Source: Bloomberg, Emirates NBD Research
Treasuries closed higher on the week as weakness in risk assets sustained and political issues persisted. Yields on the 2y UST, 5y UST and 10y UST closed at 2.80% (-12 bps w-o-w), 2.87% (-16 bps w-o-w) and 3.06% (-12 bps w-o-w).
UK Gilts ended the week higher as political crisis seemed to have reached an inflection point on Brexit. Yields on 10y Gilts ended the week at 1.41% (-8 bps).
Regional bonds drifted lower amid weakness in oil prices. The YTW on the Bloomberg Barclays GCC Credit and High Yield index rose to 4.72% (+4 bps w-o-w) and credit spreads widened 17 bps w-o-w to 184 bps.
Emirates Airlines reported an 86% y/y drop in H1 2018 (ending September) profit to USD 62mn. The airline attributed the decline to fuel costs and currency devaluation in Asia, Africa and South America.
Despite starting the week testing 2018 lows near 1.12, EURUSD was able to break and close above the 1.14 handle on Friday. This was the first time the cross was able to record a rise in five weeks. The main catalyst behind this move was a decline in the USD which realized a correction last week, following four weeks of gains. Currently trading at 1.1408, the next level of resistance can be expected at 1.1470.
Noteworthy from last week is AUDUSD whose Friday close has confirmed a break out of the daily downtrend that had been in effect since January 2018. Currently trading at 0.7316, further gains are likely for the cross while the price remains above the 0.7275 level. However, any escalation in trade tensions between the U.S. and China is likely to put AUD under renewed pressure.
Regional equities started the week on a mixed note. The Tadawul dropped -2.2% while the EGX30 index added +2.1%. Market heavyweights led the decline on the Tadawul with Al Rajhi Bank losing -2.9%. Qatar Fuel recouped some of its recent losses with gain of +7.6% on higher volumes.
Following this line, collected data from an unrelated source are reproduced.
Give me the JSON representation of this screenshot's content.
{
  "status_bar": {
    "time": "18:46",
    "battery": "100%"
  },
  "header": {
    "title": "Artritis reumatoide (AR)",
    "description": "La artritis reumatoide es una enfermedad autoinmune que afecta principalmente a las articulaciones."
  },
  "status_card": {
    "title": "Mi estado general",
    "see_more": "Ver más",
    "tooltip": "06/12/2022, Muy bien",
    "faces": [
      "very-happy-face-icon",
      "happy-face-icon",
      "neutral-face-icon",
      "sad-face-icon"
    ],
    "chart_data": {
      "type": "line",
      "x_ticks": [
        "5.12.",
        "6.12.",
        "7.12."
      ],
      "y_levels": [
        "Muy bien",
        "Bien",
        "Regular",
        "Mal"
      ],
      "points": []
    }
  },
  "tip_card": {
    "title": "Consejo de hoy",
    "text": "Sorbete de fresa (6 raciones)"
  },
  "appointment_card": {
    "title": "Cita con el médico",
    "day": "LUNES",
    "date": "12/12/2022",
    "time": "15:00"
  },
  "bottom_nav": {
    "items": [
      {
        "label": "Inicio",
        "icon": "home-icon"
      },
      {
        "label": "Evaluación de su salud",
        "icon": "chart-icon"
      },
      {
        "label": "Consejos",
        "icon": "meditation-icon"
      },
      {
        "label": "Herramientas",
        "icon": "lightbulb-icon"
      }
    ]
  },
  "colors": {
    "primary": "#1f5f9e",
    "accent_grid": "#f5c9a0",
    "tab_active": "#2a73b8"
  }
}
Oil has recovered some ground as markets have begun to consider the likelihood of OPEC production cuts being reintroduced. Both WTI and Brent pared recent losses at the end of last week, recovering to USD57 and USD67 respectively, with eyes increasingly turning to the OPEC summit next month. Meanwhile Baker Hughes data released on Friday showed working oil rigs rising to the highest in more than 3 years.